The following functions are generic in that they apply to more than one object type, but there may be object types to which they do not apply.

dt_add(Handle set, Handle object) => boolean
Adds object to set.

dt_base(Handle ob) => object
Returns the base object -- the object from which ob was derived. Examples of objects that have a base object are: depictions and conformations (base object is a molecule); and streams (base objects are molecules, THOR data trees, etc.).

dt_copy(Handle ob) => object
Returns a handle for a copy of the given object. A copy of an object shares no structure with the original. A copy of an object is guaranteed to behave exactly like the original in every respect.
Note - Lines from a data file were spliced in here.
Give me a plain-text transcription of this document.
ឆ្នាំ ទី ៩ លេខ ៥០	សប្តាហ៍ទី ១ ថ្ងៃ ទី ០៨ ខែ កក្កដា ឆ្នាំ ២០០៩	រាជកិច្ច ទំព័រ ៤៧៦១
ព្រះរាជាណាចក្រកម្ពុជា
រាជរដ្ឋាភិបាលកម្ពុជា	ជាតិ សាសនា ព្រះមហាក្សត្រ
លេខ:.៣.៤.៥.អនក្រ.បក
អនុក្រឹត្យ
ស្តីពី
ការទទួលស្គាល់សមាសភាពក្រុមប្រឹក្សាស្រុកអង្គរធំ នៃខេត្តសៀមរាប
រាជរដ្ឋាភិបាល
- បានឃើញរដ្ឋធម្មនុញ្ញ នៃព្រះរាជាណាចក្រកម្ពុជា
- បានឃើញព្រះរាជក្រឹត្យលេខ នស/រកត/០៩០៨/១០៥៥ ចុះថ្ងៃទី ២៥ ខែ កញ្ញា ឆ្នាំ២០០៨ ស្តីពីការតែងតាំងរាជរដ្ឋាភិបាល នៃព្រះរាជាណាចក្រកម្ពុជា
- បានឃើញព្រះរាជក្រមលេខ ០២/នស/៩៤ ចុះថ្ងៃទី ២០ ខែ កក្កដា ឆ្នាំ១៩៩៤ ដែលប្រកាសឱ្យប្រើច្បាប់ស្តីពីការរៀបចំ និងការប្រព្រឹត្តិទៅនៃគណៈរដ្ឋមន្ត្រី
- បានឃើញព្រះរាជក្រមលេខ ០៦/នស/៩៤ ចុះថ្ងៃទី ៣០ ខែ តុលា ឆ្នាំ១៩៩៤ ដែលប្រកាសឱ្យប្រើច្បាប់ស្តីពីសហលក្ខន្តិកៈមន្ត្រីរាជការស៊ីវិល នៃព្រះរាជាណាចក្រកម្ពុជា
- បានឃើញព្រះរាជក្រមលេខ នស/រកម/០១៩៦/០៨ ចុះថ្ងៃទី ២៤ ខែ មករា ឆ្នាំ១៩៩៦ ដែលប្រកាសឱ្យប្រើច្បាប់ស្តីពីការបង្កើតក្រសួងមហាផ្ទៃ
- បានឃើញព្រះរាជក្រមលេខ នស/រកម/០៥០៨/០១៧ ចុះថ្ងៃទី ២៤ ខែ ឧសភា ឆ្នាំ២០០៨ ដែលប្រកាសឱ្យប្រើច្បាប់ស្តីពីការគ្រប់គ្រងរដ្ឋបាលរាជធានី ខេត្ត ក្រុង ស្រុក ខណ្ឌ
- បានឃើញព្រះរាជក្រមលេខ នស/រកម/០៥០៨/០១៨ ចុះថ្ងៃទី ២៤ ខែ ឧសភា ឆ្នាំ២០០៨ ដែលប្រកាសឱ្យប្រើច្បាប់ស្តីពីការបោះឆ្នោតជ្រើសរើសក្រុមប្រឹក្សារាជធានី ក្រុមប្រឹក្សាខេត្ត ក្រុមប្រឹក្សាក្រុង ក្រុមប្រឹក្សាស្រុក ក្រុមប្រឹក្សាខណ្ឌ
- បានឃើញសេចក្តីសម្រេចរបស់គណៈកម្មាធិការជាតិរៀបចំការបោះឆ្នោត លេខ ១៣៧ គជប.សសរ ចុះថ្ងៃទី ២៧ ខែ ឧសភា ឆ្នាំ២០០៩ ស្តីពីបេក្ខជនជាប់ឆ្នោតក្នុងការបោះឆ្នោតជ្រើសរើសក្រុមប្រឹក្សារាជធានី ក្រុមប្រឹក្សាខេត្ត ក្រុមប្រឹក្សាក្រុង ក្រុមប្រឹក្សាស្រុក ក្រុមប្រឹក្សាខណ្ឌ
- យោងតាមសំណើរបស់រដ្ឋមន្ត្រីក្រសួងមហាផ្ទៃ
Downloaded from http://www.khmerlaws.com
dt_count(Handle ob, integer typeval) => integer
Counts and returns the number of objects of the specified type within or associated with the object ob.

dt_dealloc(Handle ob) => boolean
The given object is removed from the system and its handle is revoked. Frees all resources used by the object (memory, open files, etc.). Once revoked, a handle must not be used; doing so has undefined results, which may include "crashes" of the Toolkit.

dt_info(Handle ob, string whatinfo) => string
Return information about an object. Many objects have special properties in the sense that they are not set by Toolkit functions, but rather arise from external sources. An example is a THOR database: a call to dt_info(db_handle, "users") will return a string containing the names of all other users who currently have the database open. Using dt_info with a NULL_OB will return information about the runtime library that is currently being used. Using "creation_date" as the string will return the creation date of the runtime library and using "toolkit_version" will return the toolkit version number.

dt_member(Handle set, Handle object) => boolean
Returns TRUE if the given object is a member of the set.

dt_molecule(Handle ob) => molecule
Some objects (e.g. THOR Data Trees) have a "hidden" molecule object associated with them. It is often convenient to use this molecule object rather than re-creating it; for example, when you want a unique SMILES (dt_cansmiles()) for the object of interest. This function will return the hidden molecule's handle.

dt_parent(Handle ob) => object
Returns the parent of the specified object. Examples of objects that have parents are: atoms and bonds (parent is a molecule object); THOR data tree (parent is the database from which the data was retrieved).

dt_remove(Handle set, Handle object) => boolean
Removes object from the set.

dt_setstringvalue(Handle strobj, string str) => boolean
Changes an object's contents to the specified string. Several objects, include string objects, THOR datatree objects, and Fingerprint objects, have a string value that can be set by this function.

The object maintains its own copy of str, so the contents of str need not be maintained after calling this function. Note that not all objects that return a string (see dt_stringvalue()) allow you to set the string value; in some cases the string value is derived from other properties.

dt_stringvalue(Handle ob) => string
Returns the string value of the object. Many objects, include string objects, THOR objects, and Fingerprint objects, have a string value that can be accessed by this function.

The string returned by this function is "owned" by the Toolkit, and should not be modified in any way by the application. For example, attempting to directly overwrite the contents of a string object is an error -- although it may work in one implementation or with one particular language, it is an unsupported operation and may fail in future releases of the Toolkit or with compilers on different operating systems. One should always use dt_setstringvalue() to change an object's contents.

dt_stream(Handle ob, integer typecode) => stream
This polymorphic function is described in detail in the chapter on Stream and Sequence objects.